Кажется, только книжки ему сейчас и оставались. Потому как спать еще не хотелось, а интернета под рукой не было. Да и не стал бы, наверное, Геныч ничего там сейчас писать... Ни про политику, ни про всякую бытовую фигню. "Сижу на даче, бухаю на пару с племянником, всем привет..." А про дачные или детские воспоминания Гена вообще никогда не упоминал. Хотя недавно залез в коммьюнити родного факультета, нашел пару однокурсников, даже договорился встретиться пива попить. Но оно как-то не сложилось. От однокурсников мысли плавно перетекли к студенческим воспоминаниям, а потом к Митьке и его так толком и не рассказанной истории.

Он попытался представить себе племянника с неизвестной девчонкой. А вместо этого вспомнил себя. В митькином возрасте и на этой же самой даче. Когда ворочаешься в прохладной постели, трешь себя ладонями, чтобы не то согреться, не то слегка успокоиться после очередной ругани с мамой. А пальцы упорно пахнут травяным соком и въевшейся ржавчиной от дужки ведра. Интересно, кого представляет Митька в такие моменты?

Чайник возмущенно забренчал крышкой, отгоняя не особо уместные мысли. Пришлось подниматься из-за стола, обматывать руку старым вафельным полотенцем, переносить раскаленную посудину с конфорки на деревянную хлебную доску. Так, чай это потом. Вроде он читать собрался.

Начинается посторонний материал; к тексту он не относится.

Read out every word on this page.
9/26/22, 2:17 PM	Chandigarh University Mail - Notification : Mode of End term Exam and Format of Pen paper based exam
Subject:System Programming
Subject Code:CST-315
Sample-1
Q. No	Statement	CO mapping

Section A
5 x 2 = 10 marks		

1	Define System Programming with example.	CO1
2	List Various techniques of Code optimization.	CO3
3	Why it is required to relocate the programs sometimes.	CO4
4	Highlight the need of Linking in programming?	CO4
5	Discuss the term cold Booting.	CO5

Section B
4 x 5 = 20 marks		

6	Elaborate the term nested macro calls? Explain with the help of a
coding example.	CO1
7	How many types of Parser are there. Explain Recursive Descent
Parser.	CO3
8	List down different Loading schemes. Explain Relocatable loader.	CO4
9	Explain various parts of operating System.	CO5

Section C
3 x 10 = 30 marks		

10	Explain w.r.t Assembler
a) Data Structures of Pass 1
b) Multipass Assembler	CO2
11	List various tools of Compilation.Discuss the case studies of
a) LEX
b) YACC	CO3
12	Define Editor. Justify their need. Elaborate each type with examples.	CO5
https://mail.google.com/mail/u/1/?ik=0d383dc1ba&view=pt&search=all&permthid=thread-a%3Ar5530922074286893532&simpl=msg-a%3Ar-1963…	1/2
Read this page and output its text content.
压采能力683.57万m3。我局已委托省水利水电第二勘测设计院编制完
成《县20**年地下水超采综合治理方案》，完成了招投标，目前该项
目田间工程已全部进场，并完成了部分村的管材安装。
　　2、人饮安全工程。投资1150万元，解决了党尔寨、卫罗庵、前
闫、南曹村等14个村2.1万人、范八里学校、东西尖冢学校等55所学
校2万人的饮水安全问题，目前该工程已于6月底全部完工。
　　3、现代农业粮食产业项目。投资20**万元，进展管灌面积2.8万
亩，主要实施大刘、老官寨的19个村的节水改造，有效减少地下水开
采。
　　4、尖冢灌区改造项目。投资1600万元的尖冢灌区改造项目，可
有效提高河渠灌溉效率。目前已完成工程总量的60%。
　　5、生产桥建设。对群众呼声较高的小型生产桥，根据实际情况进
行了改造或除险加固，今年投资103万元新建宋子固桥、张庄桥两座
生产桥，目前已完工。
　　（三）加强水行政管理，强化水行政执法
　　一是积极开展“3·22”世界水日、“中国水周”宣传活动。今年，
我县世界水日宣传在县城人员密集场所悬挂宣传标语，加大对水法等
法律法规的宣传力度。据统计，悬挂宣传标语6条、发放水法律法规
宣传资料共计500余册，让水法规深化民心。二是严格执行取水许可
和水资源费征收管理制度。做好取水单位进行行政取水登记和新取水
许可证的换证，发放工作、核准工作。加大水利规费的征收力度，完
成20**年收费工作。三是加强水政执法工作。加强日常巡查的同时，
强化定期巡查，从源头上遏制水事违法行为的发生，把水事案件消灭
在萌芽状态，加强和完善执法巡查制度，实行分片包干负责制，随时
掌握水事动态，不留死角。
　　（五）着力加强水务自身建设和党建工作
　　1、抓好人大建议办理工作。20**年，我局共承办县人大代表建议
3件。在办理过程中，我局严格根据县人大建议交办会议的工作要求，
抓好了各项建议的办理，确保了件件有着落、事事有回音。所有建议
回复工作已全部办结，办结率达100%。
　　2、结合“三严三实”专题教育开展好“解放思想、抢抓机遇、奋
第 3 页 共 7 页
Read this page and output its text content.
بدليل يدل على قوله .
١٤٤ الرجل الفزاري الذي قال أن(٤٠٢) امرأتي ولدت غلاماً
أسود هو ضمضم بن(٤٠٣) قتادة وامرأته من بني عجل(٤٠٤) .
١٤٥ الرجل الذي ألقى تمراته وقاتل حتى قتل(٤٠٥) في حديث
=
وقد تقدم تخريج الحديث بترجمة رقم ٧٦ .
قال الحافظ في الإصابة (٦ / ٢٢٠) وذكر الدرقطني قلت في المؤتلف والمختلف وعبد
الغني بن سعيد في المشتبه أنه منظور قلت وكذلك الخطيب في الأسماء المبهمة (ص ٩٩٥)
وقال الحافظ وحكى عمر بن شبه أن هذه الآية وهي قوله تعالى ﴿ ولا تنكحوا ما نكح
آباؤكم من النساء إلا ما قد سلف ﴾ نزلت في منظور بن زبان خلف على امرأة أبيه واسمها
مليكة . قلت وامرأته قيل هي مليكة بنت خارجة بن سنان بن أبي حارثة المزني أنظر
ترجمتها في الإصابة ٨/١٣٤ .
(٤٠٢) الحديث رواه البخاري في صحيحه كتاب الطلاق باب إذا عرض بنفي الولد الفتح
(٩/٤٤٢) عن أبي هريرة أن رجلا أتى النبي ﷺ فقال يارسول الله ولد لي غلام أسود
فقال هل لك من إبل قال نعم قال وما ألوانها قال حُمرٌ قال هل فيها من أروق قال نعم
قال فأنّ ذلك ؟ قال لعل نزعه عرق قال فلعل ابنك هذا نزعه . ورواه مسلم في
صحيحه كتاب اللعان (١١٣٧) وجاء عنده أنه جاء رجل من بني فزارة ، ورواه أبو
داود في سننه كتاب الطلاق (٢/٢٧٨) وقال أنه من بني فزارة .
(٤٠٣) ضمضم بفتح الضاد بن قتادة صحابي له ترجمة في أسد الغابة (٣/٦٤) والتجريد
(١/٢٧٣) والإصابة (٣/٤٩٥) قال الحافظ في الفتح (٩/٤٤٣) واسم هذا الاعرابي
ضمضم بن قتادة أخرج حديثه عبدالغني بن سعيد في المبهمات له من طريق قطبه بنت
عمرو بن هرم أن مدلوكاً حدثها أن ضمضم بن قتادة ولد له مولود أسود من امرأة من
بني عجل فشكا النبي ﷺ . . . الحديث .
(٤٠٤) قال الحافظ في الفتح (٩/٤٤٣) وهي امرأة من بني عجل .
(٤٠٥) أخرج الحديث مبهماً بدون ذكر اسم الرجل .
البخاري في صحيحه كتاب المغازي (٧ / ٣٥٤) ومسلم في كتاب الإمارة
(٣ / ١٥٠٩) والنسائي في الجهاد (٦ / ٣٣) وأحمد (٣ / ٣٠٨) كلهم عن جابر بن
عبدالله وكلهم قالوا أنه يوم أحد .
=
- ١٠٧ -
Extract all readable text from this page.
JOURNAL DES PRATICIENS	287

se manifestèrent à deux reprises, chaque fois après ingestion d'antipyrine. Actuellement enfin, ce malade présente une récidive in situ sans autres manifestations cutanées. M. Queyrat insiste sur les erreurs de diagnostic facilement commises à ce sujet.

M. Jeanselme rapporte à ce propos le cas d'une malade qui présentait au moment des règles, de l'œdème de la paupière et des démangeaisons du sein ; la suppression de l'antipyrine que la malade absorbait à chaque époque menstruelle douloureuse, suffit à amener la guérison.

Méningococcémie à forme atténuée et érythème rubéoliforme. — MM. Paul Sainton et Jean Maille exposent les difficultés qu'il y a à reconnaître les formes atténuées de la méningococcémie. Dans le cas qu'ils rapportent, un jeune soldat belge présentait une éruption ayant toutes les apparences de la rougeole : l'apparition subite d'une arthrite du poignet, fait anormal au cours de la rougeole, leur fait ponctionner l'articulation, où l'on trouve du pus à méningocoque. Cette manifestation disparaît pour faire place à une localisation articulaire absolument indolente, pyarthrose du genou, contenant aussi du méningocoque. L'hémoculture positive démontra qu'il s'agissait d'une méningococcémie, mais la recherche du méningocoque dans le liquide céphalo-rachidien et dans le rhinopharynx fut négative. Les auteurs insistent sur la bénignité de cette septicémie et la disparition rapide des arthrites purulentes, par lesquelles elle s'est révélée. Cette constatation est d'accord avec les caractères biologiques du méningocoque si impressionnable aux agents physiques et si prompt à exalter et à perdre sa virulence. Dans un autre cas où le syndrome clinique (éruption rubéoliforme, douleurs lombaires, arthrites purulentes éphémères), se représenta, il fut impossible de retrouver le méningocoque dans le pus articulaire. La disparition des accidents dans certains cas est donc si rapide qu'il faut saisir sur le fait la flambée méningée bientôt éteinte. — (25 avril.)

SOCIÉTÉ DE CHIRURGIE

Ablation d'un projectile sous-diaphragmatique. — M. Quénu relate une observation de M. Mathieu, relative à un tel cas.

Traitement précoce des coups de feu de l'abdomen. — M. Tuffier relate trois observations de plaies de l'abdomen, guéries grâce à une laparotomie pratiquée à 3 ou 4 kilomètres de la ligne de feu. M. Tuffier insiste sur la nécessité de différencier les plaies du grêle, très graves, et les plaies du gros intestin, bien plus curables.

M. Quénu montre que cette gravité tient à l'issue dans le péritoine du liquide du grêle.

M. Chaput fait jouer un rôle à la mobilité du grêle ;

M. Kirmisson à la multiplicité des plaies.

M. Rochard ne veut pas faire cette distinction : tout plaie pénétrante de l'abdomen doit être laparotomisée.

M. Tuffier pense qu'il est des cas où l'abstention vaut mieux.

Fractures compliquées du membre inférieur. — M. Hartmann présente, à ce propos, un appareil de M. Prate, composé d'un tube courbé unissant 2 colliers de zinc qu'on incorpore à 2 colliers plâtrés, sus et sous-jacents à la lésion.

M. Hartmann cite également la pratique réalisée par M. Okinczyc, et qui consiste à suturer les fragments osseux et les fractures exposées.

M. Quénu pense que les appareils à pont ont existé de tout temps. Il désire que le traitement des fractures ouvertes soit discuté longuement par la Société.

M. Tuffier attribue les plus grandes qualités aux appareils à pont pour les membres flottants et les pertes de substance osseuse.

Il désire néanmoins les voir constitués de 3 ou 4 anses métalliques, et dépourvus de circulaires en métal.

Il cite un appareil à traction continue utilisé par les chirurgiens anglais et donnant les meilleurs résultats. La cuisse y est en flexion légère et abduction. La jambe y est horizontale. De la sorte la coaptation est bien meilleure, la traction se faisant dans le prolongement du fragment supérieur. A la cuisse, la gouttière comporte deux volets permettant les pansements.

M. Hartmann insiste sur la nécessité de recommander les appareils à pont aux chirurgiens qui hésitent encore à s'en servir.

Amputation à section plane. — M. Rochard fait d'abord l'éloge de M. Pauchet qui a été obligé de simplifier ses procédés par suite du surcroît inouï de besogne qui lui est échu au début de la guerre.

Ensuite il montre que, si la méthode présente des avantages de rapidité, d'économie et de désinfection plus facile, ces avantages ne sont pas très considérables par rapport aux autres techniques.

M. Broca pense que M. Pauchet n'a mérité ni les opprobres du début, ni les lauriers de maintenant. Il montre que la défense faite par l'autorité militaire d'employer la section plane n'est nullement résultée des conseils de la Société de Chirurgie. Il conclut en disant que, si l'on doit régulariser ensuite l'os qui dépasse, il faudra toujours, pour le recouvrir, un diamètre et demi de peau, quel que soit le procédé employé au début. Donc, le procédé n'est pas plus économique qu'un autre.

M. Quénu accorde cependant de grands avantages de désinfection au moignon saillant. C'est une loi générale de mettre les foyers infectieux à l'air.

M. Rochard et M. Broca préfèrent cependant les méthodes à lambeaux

Шкаф с книгами стоял в проходной комнате. Пестрел разномастными корешками и лохматыми обложками. Вооружившись лозунгом "книги денег стоят, их выбрасывать нельзя", Катька и мама свезли сюда всю пылившуюся по углам макулатуру. От советских шпионских детективов и "талонных" "Трех мушкетеров" до разлетающихся на ходу женских романов и каких-то неведомых Генычу "сиквеллов к сериалам" в лакированных обложках. Выбрать среди этого хлама хоть что-то стоящее, типа изъеденного молью Честертона, было невозможно. Вроде оставалась еще где-то такая же рассыхающаяся Агата Кристи, но это, наверное, у Катьки в комнате надо смотреть...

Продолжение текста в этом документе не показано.